Zur angestrebten Revision des OVG-Urteils zur Wiederholung der Ratswahl

Als in sich zerrissen sieht die Dortmunder CDU die örtliche SPD an,
nach dem die SPD-Ratsmitglieder Radtke, Balzer und Moeckel nunmehr gegen das Urteil des OVG NRW zur Wiederholung der Wahl des Dortmunder Rates vor dem Bundesverwaltungsgericht in Leipzig Nichtzulassungsbeschwerde einlegen werden. CDU-Kreisvorsitzender Steffen Kanitz: "Scheinbar war es den SPD Granden Sierau, Prüsse und Drabig nicht möglich, die drei Kläger mit Argumenten zu überzeugen, auf den Gang nach Leipzig zu verzichten. Dies ist symptomatisch für eine Dortmunder SPD, die schon lange den Willen der Dortmunder Bürgerinnen und Bürger negiert. Eine zeitnahe Wiederholungswahl wäre ein Signal des Aufbruchs gewesen. Die Bürger dieser Stadt warten darauf.“
Kanitz weiter: „Die Uneinsichtigkeit von Teilen der SPD ist bedauerlich. Die drei Beschwerdeführer verkennen die Bedeutung des OVG-Urteils für die Rechte der Bürgerschaft. Unmissverständlich hat das OVG ein gravierendes Fehlverhalten des früheren Oberbürgermeisters Langemeyer und der früheren Kämmerin Uthemann, beide SPD, festgestellt und dadurch Rat und Bürgerschaft in ihrem Anspruch auf eine frühzeitige, umfassende und wahrheitsgemäße Information über wichtige Gemeindeangelegenheiten gestärkt. Warum die SPD-Beschwerdeführer dies nicht zustimmend anerkennen und stattdessen eine objektiv unrichtige Aussage über die wahre Haushaltssituation nicht für wahlkampfrelevant halten, bleibt uns verschlossen!?"

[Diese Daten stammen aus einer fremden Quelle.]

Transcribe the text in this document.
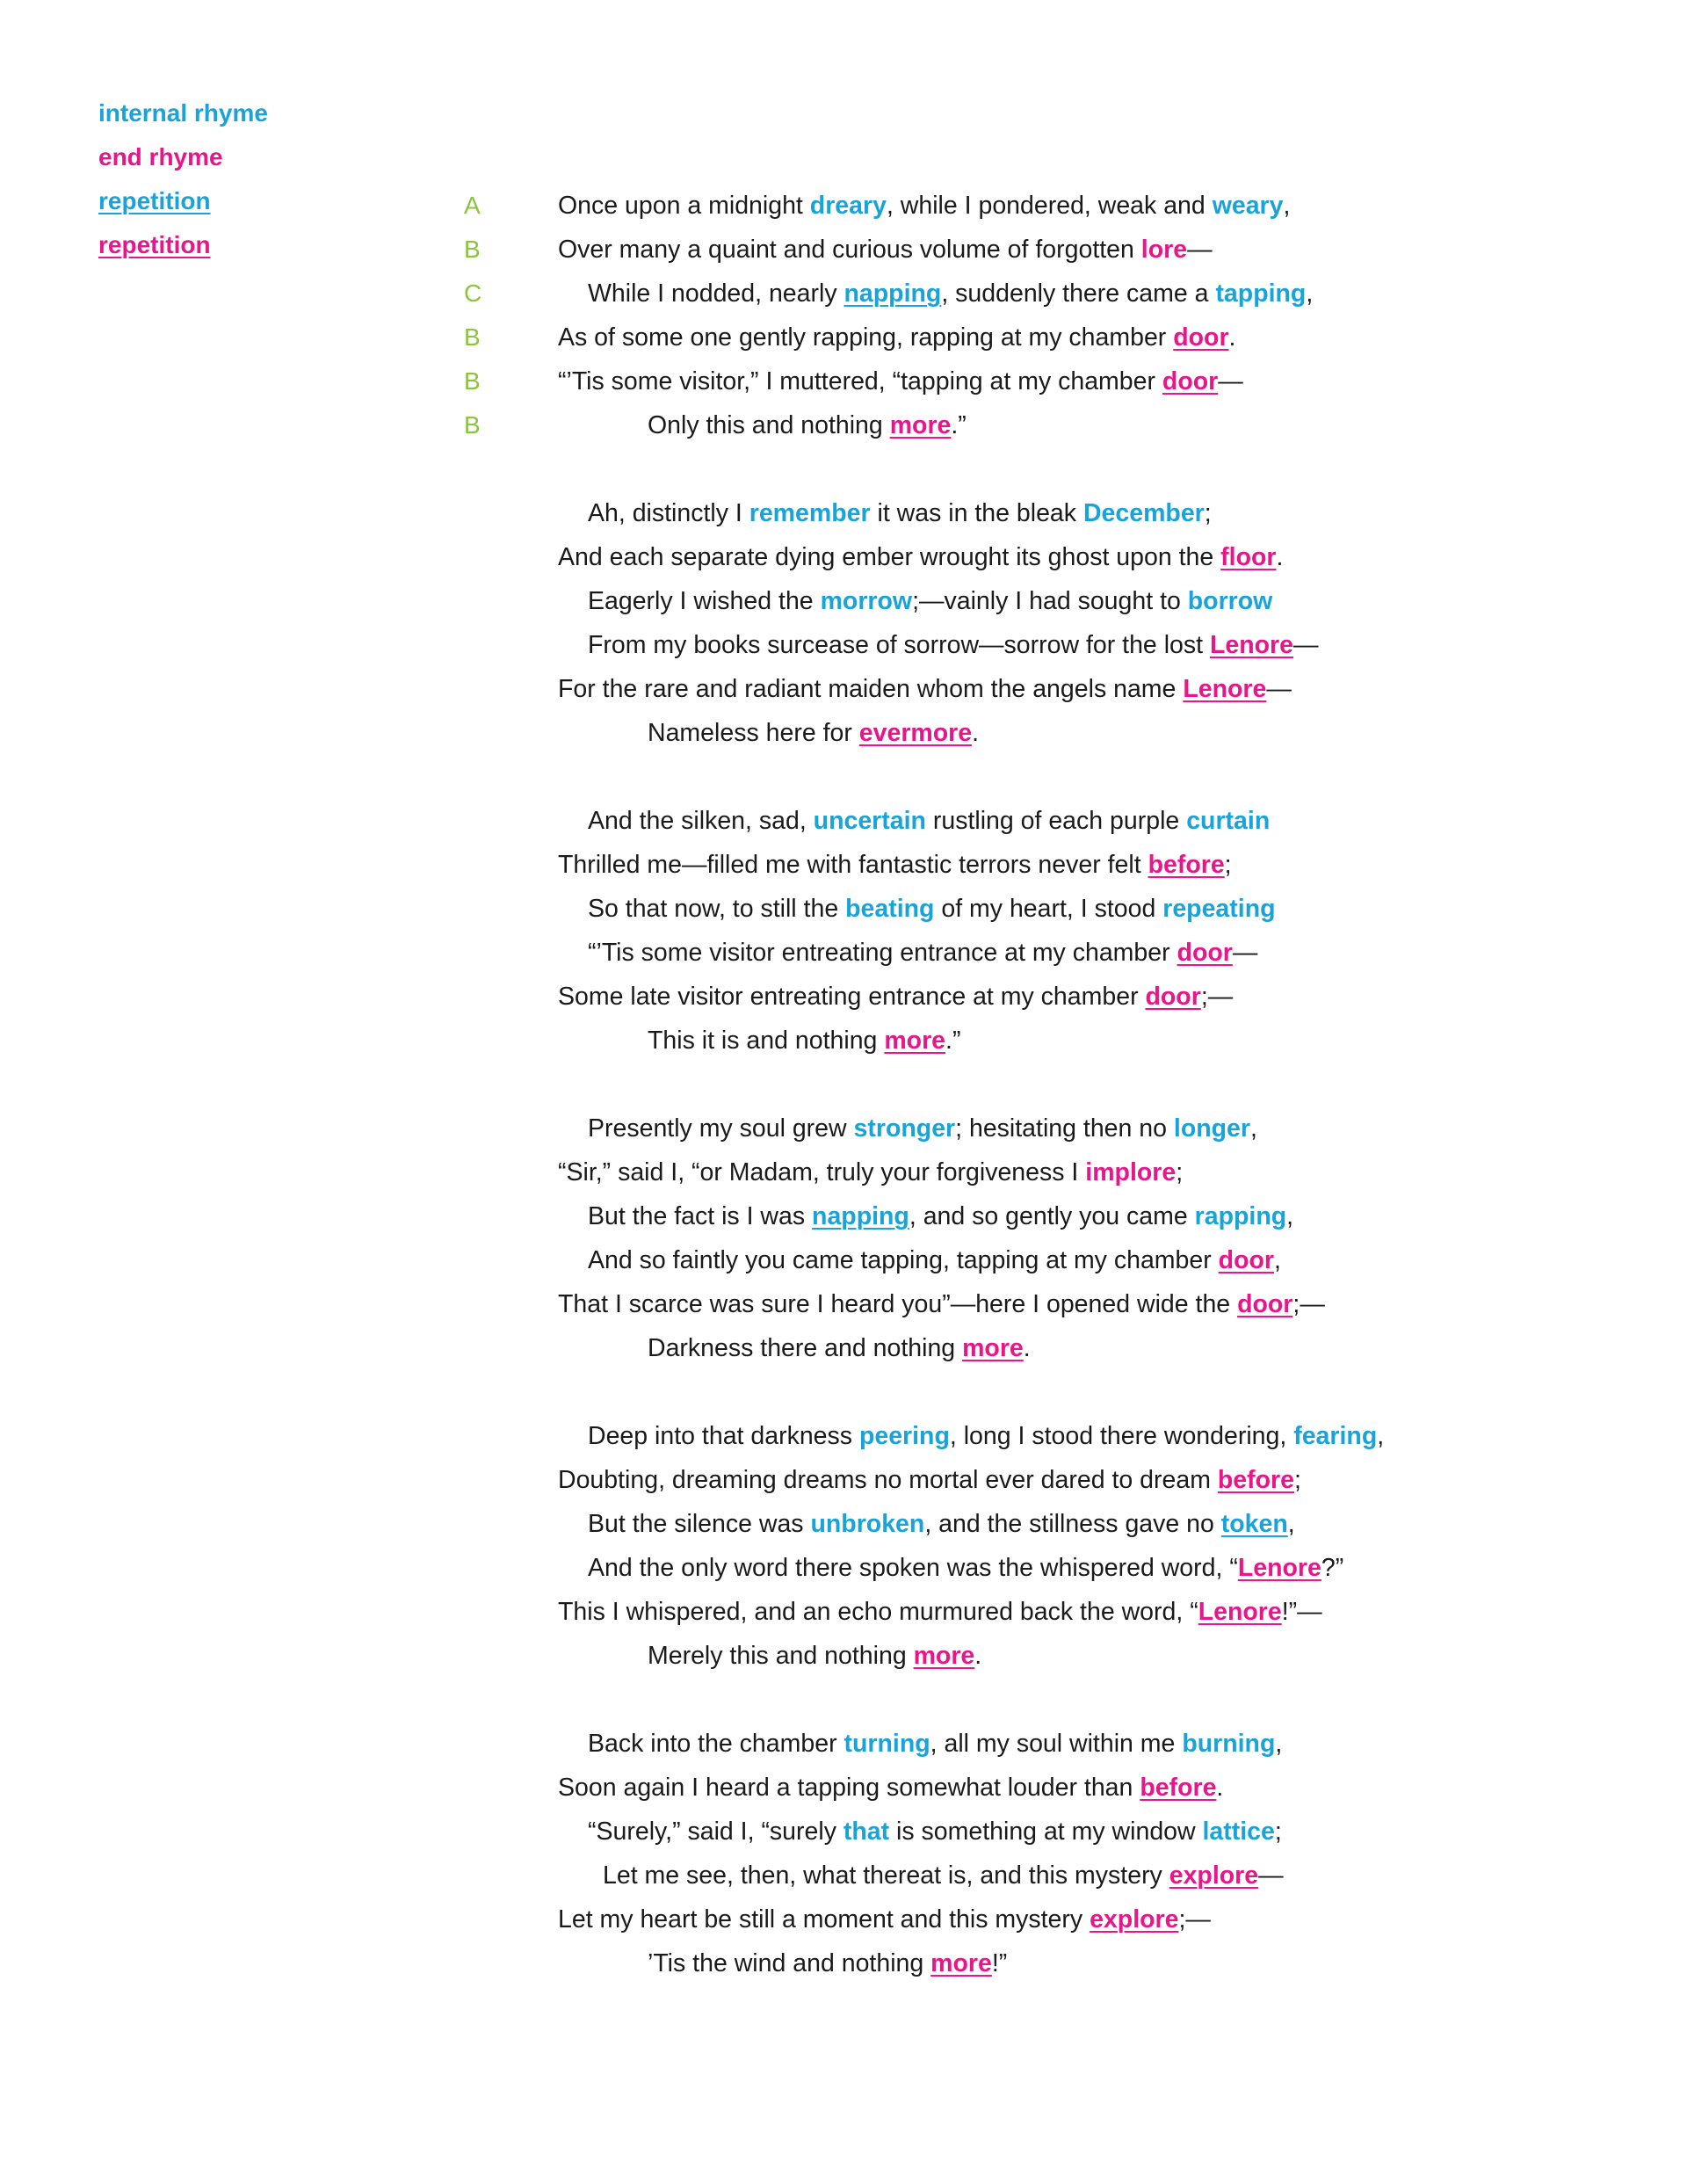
internal rhyme
end rhyme
repetition
repetition
A	Once upon a midnight dreary, while I pondered, weak and weary,
B	Over many a quaint and curious volume of forgotten lore—
C	While I nodded, nearly napping, suddenly there came a tapping,
B	As of some one gently rapping, rapping at my chamber door.
B	“’Tis some visitor,” I muttered, “tapping at my chamber door—
B	Only this and nothing more.”
Ah, distinctly I remember it was in the bleak December;
And each separate dying ember wrought its ghost upon the floor.
Eagerly I wished the morrow;—vainly I had sought to borrow
From my books surcease of sorrow—sorrow for the lost Lenore—
For the rare and radiant maiden whom the angels name Lenore—
Nameless here for evermore.
And the silken, sad, uncertain rustling of each purple curtain
Thrilled me—filled me with fantastic terrors never felt before;
So that now, to still the beating of my heart, I stood repeating
“’Tis some visitor entreating entrance at my chamber door—
Some late visitor entreating entrance at my chamber door;—
This it is and nothing more.”
Presently my soul grew stronger; hesitating then no longer,
“Sir,” said I, “or Madam, truly your forgiveness I implore;
But the fact is I was napping, and so gently you came rapping,
And so faintly you came tapping, tapping at my chamber door,
That I scarce was sure I heard you”—here I opened wide the door;—
Darkness there and nothing more.
Deep into that darkness peering, long I stood there wondering, fearing,
Doubting, dreaming dreams no mortal ever dared to dream before;
But the silence was unbroken, and the stillness gave no token,
And the only word there spoken was the whispered word, “Lenore?”
This I whispered, and an echo murmured back the word, “Lenore!”—
Merely this and nothing more.
Back into the chamber turning, all my soul within me burning,
Soon again I heard a tapping somewhat louder than before.
“Surely,” said I, “surely that is something at my window lattice;
Let me see, then, what thereat is, and this mystery explore—
Let my heart be still a moment and this mystery explore;—
’Tis the wind and nothing more!”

Eine schnelle Wiederholungswahl wäre nach Ansicht der Dortmunder CDU ein notwendiges Signal gewesen, um zeitnah zum politischen Alltagsgeschäft zurückkehren zu können. "Diese Stadt hat massive andere Probleme - hierzu reicht beispielsweise in Blick auf die Haushaltssituation der Stadt - als sich mit wahltaktischen Spielchen der Dortmunder SPD zu beschäftigen", so Kanitz. Für die CDU wird vor diesem Hintergrund mit Blick auf die Finanzlage der Stadt deutlich, dass die SPD mit ihrem Verhalten an den wirklichen Problemen der Stadt überhaupt kein Interesse mehr hat. Dies ist auch schon in den letzten Haushaltsberatungen deutlich geworden, als von der SPD keine Konsolidierungsvorschläge zum Haushalt gemacht wurden und daran wird sich vor dem Hintergrund des aktuellen Verhaltens wohl auch in den kommenden Monaten nichts ändern.
Wie sehr sich die SPD von wahltaktischen Momenten leiten lässt zeigt auch die Tatsache, dass noch immer nicht klar ist, wie es mit den noch elf beklagten Bezirksvertretungen weitergeht. Sollte es hier zu mehreren verschiedenen Wahlterminen kommen, wäre dies für die Dortmunder CDU nur schwer verständlich. Dazu der stellvertretender CDU Vorsitzende und Aplerbecker Bezirksbürgermeister Sascha Mader: "Dies ist dem Bürger überhaupt nicht mehr zu vermitteln, von den doppelt entstehenden Kosten mal ganz zu schweigen. Vor diesem Hintergrund appellieren wir an die SPD hier für einen einheitlichen Wahltermin Sorge zu tragen."
Die Dortmunder CDU hofft daher, dass es doch noch möglich ist, zeitnah zu einem einheitlichen Wahltermin für den Rat und alle elf Bezirksvertretungen zu kommen. "Dies ist die Politik den Bürgerinnen und Bürgern dieser Stadt schuldig", so Kanitz abschließend, der hofft, dass das Bundesverwaltungsgericht vor dem Hintergrund der Bedeutung der Angelegenheit vor Ort zügig über die Nichtzulassungsbeschwerde entscheiden wird.